À l’est de la capitale les industries brûlaient, les fumées noires allaient rouler sur la crête, s’échappaient par les rails d’incessants convois. Partout les uniformes se multipliaient, dans les rues vides se confrontaient les casques face au nord pointaient les batteries contemporaines, les corps d’armes s’ébranlaient. En plus du froid soufflait le vent du nord par brèves rafales, le soleil au plus haut couvrait son cercle d’un éclat mat. L’inertie portait cette ville par la pente jusqu’à ses berges, le long des quais elle ne sentait ni les lames ni les courants, l’océan s’y épuisait depuis des siècles.

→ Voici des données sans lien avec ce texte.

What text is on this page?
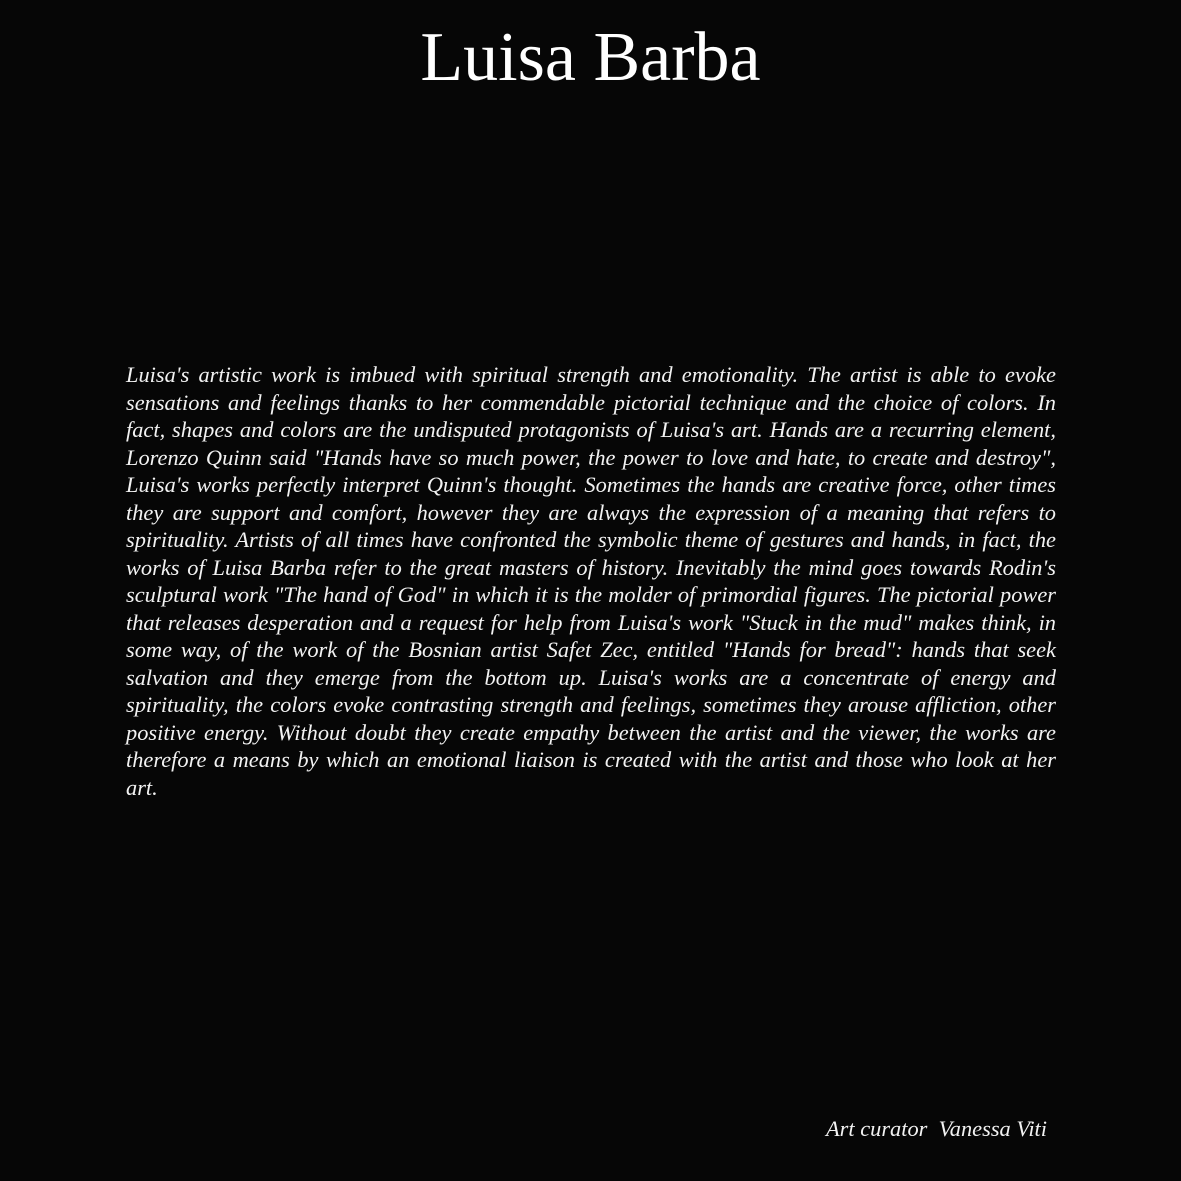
Luisa Barba

Luisa's artistic work is imbued with spiritual strength and emotionality. The artist is able to evoke sensations and feelings thanks to her commendable pictorial technique and the choice of colors. In fact, shapes and colors are the undisputed protagonists of Luisa's art. Hands are a recurring element, Lorenzo Quinn said "Hands have so much power, the power to love and hate, to create and destroy", Luisa's works perfectly interpret Quinn's thought. Sometimes the hands are creative force, other times they are support and comfort, however they are always the expression of a meaning that refers to spirituality. Artists of all times have confronted the symbolic theme of gestures and hands, in fact, the works of Luisa Barba refer to the great masters of history. Inevitably the mind goes towards Rodin's sculptural work "The hand of God" in which it is the molder of primordial figures. The pictorial power that releases desperation and a request for help from Luisa's work "Stuck in the mud" makes think, in some way, of the work of the Bosnian artist Safet Zec, entitled "Hands for bread": hands that seek salvation and they emerge from the bottom up. Luisa's works are a concentrate of energy and spirituality, the colors evoke contrasting strength and feelings, sometimes they arouse affliction, other positive energy. Without doubt they create empathy between the artist and the viewer, the works are therefore a means by which an emotional liaison is created with the artist and those who look at her art.

Art curator  Vanessa Viti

Sur le poing d’acier la radio émettait un discours plein de passions, colère, tristesse et compassion, le président excitait ses chiens de guerre. Sous ses pieds la houle vaincue venait s’éteindre, l’activité navale en couvrait le dernier souffle. De sombres reflets se découpaient dans les bassins, ombres des bâtiments alignés leurs coques couvertes de camouflages, les foules humaines s’activaient autour de monstres. Dans la distance les destroyers ressemblaient aux vedettes de croisière, trop plates rasant l’eau leur structure en pointe s’allongeant sous deux pinacles protubérants.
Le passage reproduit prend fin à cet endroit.